Maryland women’s basketball seniors Shatori Walker-Kimbrough and Brionna Jones entered this season determined to avenge last year’s second-round NCAA tournament loss to Washington.

Throughout this year’s postseason run, Walker-Kimbrough talked about dedicating her final season to the seniors from last year’s team.

However, Walker-Kimbrough and Jones made it just one step further before No. 10-seed Oregon upset the No. 3-seed Terps, 77-63, in the Sweet 16 on Saturday. It marked what the Terps felt was an unceremonious ending to two illustrious careers.

“It sucks when you have two amazing people and two amazing players, and you know they deserve so much more,” freshman guard Destiny Slocum said. “We clawed and we fought for them, and I wish we could have done more. And that was the thing that was going through my head at those last seconds.”

Walker-Kimbrough and Jones played in every game of their four years at Maryland, finishing tied in third with 142 games. They reached the Final Four in their first two seasons, tout six conference titles in the regular-season and tournaments, and had their jerseys hung from the Xfinity Center rafters after their Senior Day game.

Walker-Kimbrough is the fourth-best scorer in team history (2,156 points), Maryland’s most accurate three-point shooter of all time (.459) and has two of the top five scoring seasons.

Jones’ 697 points this season were the most ever by a Terp, and she was one rebound short of tying former Terp Alyssa Thomas’ single-season record of 381 boards. She leaves Maryland with the second-best shooting percentage (.650) of all time and the third-most rebounds (1,209).

“That’s why we’re in coaching,” coach Brenda Frese said, her voice shaking. “Their four years and their progression, and how they came in as freshmen and where they were.”

After Oregon dismantled Maryland en route to the Elite Eight, though, none of that seemed to be on the forefront of Walker-Kimbrough or Jones’ minds.

Walker-Kimbrough started slow, making one of her six shots before halftime, and never found her deep shooting stroke, missing all three of her three-point attempts. The guard matched Jones with a team-high 16 points.

“Their defense was pretty good, making my shots difficult,” Walker-Kimbrough said succinctly. “I give credit to the defense, their defense.”

Jones had 16 points and 15 rebounds, the 25th double-double of her senior year, but her 8-for-16 shooting performance was just the fourth time all year she made 50 percent of her shots. For the first time since the season opener, the center never went to the free throw line.
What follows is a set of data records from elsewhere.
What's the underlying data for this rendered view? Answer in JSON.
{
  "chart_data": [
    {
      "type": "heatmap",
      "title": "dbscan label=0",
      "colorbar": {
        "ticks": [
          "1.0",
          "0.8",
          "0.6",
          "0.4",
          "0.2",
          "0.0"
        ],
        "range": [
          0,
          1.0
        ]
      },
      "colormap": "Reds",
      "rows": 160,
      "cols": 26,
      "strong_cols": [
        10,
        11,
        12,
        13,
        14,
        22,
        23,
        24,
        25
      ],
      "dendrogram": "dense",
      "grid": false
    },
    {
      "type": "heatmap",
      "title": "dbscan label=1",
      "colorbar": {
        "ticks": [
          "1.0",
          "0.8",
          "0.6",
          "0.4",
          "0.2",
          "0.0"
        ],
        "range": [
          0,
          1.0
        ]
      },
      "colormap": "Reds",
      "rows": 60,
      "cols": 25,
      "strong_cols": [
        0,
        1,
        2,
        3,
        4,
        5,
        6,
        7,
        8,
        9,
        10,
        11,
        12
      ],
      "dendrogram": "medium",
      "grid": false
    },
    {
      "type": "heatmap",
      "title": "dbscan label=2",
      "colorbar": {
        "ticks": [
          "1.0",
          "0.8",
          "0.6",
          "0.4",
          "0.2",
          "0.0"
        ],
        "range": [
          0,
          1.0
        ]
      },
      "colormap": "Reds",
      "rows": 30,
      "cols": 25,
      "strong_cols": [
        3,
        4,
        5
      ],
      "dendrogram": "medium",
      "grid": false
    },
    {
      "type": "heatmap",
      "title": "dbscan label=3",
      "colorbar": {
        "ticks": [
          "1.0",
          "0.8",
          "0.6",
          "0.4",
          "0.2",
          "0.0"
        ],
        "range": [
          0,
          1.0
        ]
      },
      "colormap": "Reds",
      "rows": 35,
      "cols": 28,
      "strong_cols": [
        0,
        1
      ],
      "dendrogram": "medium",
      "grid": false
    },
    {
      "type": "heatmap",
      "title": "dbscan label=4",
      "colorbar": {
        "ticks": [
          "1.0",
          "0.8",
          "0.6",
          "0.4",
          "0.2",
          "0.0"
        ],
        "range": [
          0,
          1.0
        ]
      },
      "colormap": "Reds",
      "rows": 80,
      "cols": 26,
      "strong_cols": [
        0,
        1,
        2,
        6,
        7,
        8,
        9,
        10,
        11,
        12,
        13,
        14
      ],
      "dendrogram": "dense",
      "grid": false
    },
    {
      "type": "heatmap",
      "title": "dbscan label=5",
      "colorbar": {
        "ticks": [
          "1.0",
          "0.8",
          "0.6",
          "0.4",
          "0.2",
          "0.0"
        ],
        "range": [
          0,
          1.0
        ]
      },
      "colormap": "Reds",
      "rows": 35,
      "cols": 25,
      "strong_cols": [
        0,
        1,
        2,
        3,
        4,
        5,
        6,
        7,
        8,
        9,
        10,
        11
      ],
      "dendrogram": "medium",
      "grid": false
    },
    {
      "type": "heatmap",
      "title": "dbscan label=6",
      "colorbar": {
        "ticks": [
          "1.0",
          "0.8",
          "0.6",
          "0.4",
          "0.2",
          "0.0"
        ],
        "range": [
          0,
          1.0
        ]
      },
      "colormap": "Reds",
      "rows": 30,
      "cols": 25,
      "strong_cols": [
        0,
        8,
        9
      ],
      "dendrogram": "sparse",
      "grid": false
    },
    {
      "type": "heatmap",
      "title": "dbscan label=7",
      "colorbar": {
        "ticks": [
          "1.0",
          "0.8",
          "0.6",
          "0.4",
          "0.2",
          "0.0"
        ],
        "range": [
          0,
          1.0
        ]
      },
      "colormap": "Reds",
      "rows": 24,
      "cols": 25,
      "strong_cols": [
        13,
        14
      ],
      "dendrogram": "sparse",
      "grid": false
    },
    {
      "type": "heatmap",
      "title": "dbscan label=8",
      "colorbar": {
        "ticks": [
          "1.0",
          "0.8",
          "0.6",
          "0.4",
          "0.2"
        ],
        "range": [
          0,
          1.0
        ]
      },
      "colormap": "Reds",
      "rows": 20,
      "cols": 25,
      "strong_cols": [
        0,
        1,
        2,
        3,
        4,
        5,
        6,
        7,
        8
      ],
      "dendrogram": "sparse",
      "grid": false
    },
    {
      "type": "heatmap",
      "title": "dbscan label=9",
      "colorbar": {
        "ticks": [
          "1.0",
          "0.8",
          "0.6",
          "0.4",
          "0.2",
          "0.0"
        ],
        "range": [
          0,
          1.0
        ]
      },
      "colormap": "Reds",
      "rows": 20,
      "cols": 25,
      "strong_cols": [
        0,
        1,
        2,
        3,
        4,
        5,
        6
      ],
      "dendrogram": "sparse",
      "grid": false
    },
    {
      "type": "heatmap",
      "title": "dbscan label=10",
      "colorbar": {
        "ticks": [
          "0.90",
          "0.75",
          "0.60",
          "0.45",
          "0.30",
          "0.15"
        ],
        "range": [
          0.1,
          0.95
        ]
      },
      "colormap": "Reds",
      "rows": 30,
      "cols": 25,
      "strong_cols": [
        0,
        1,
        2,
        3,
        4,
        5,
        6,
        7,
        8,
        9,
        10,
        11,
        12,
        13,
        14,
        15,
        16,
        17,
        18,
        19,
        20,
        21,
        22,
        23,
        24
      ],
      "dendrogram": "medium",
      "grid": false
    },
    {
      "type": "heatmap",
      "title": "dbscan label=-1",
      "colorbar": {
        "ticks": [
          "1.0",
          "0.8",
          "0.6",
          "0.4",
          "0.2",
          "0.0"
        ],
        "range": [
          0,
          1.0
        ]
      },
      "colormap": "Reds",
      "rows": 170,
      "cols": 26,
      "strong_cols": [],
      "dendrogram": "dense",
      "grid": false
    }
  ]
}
“Credit to them,” Jones said. “They came out hard on defense.”

In the locker room after the postgame press conference, Walker-Kimbrough looked on from the corner with a towel draped around her neck, silently removing her shoes and athletic tape.

It was a stark contrast to the scene in the Xfinity Center locker room the previous weekend, when the Terps advanced past the second round and clinched a spot in the Sweet 16.

Former center Malina Howard — one of last season’s seniors — had entered the room with the coaching staff, and Walker-Kimbrough curved her hands into a heart and held them up to her face, framing Howard. Frese said every win this year belongs in part to Howard and the rest of her class.

That was the last win of Maryland’s season, though. Less than a week later, Walker-Kimbrough and Jones took their jerseys off for the final time, and just like Howard last year, did so not surrounded by confetti or in the Final Four, but by gloomy-faced teammates who’d dreamt of a more fitting send-off.

“They’re going to hand the baton off to the next wave of players,” Frese said. “They have a perfect example all season of how to work and how to get here early and stay late and how to put yourself in a position to be really, really successful.”